As per survey,  Physicians in  Canada spend an average of nine hours per week, or nearly one-fifth of their total working time, on administrative tasks, amounting to about 42.7 million hours per year nationwide. Of this time, respondents estimate that 47% is spent on unnecessary tasks, representing approximately 19.8 million hours. This unnecessary time is equivalent to the work of 9,093 full-time physicians, or about 9% of Canada’s active physician workforce.

“Health care challenges, such as long wait times, emergency department closures, and staffing shortages, affect everyone, including family doctors that own practices. Doctors are spending too much time on work that could be eliminated entirely or done by someone else.

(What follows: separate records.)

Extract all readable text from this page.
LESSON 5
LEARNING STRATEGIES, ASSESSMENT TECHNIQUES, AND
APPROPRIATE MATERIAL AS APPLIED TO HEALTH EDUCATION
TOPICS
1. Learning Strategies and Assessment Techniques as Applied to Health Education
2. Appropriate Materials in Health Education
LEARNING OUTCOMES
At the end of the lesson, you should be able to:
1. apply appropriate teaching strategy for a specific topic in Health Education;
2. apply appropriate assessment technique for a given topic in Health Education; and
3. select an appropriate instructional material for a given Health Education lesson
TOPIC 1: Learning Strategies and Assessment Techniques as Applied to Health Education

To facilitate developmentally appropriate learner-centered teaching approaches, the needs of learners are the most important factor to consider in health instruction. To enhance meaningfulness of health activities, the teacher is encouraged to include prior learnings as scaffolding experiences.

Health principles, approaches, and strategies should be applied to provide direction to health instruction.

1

Cutting red tape isn’t optional anymore, it’s a critical solution we can’t afford to ignore,” said Corinne Pohlmann, CFIB executive vice-president of advocacy.

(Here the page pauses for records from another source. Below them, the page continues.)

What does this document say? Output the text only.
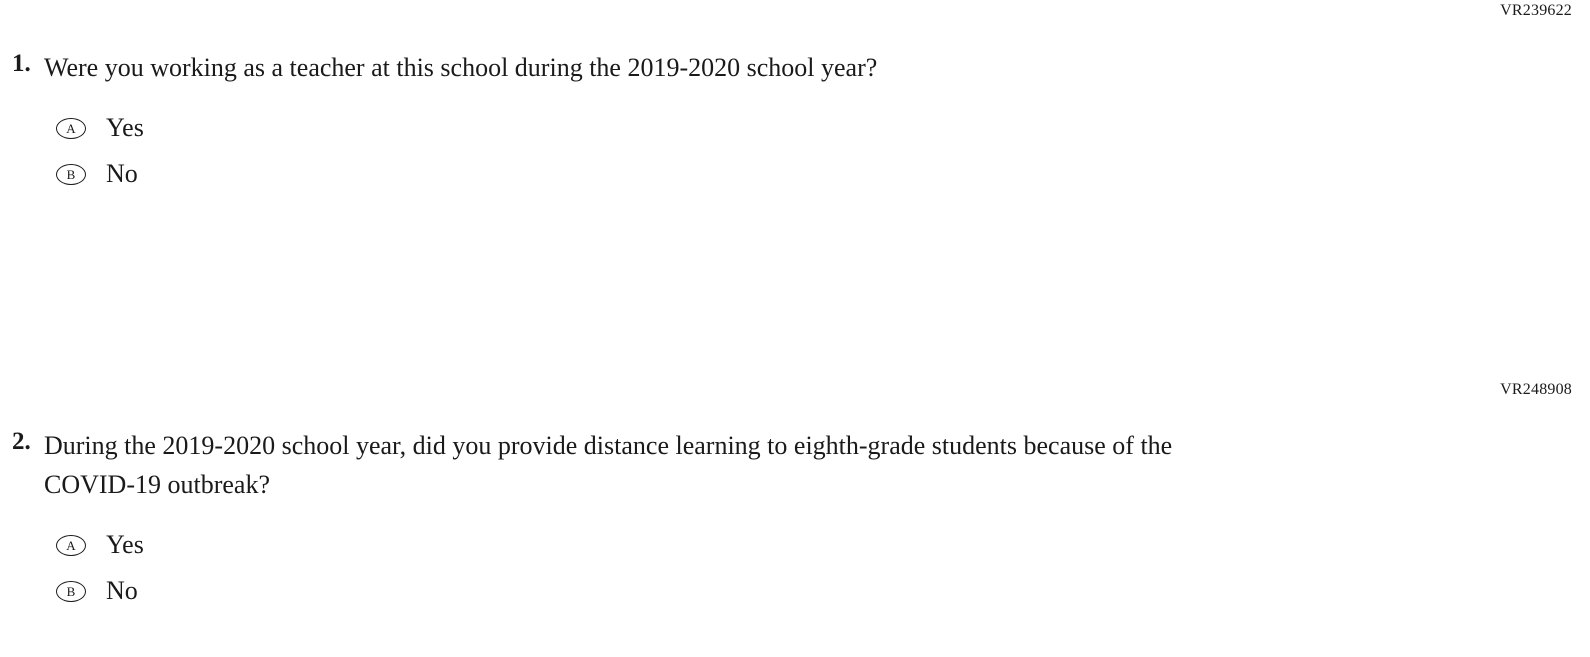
VR239622
1. Were you working as a teacher at this school during the 2019-2020 school year?
A	Yes
B	No
VR248908
2. During the 2019-2020 school year, did you provide distance learning to eighth-grade students because of the COVID-19 outbreak?
A	Yes
B	No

Eliminating the 20 million hours of unnecessary paperwork and administrative tasks,  doctors face annually would free up the equivalent of 9,000 full time physicians, according to Losing doctors to desk work: Canadian physicians lose 20 million hours each year to red tape Opens survey.  The findings were released today as part of CFIB’s 17th annual Red Tape Awareness Week.

Most physicians (85%) said unnecessary work stems mainly from health-system processes, insurance companies (76%), government forms (59%), pharmacies (58%), and electronic record systems (51%). The most demanding tasks include insurance paperwork, referrals and test requisitions, and electronic documentation. The Disability Tax Credit, private insurance forms, and Canada Pension Plan Disability are among the most time-consuming forms.

The impact goes beyond lost time. Almost all (93%) of doctors say it disrupts work-life balance, 95% feel less fulfilled professionally, while 90% link it to burnout. More than half plan to cut their hours because of administrative burden, and 25% are even considering early retirement.

For individual doctors that means reclaiming up to 199 hours a year, more than a full month of working time.

If the administrative burden on physicians is reduced,  most doctors (79%) would reinvest the freed-up time to improve their work-life balance, 44% would spend more time with existing patients, and 43% would take on new ones , a strong majority (72%) support eliminating some administrative tasks and better system integration, particularly through the interoperability of patient care records (71%), Other top recommendations include simplifying insurer processes, delegating duties to other health professionals, and providing protected, paid administrative time and  Artificial Intelligence (AI) is another potential solution to save time and free up resources, with 28% of physicians currently using at least one AI scribe tool and another 42% expressing interest.

“Reducing paperwork would ease stress and give doctors more time for quality patient care, professional growth and personal well-being. Even small cuts to the physician administrative burden can make a big difference for millions of Canadians,” said Keyli Loeppky, CFIB director of interprovincial affairs.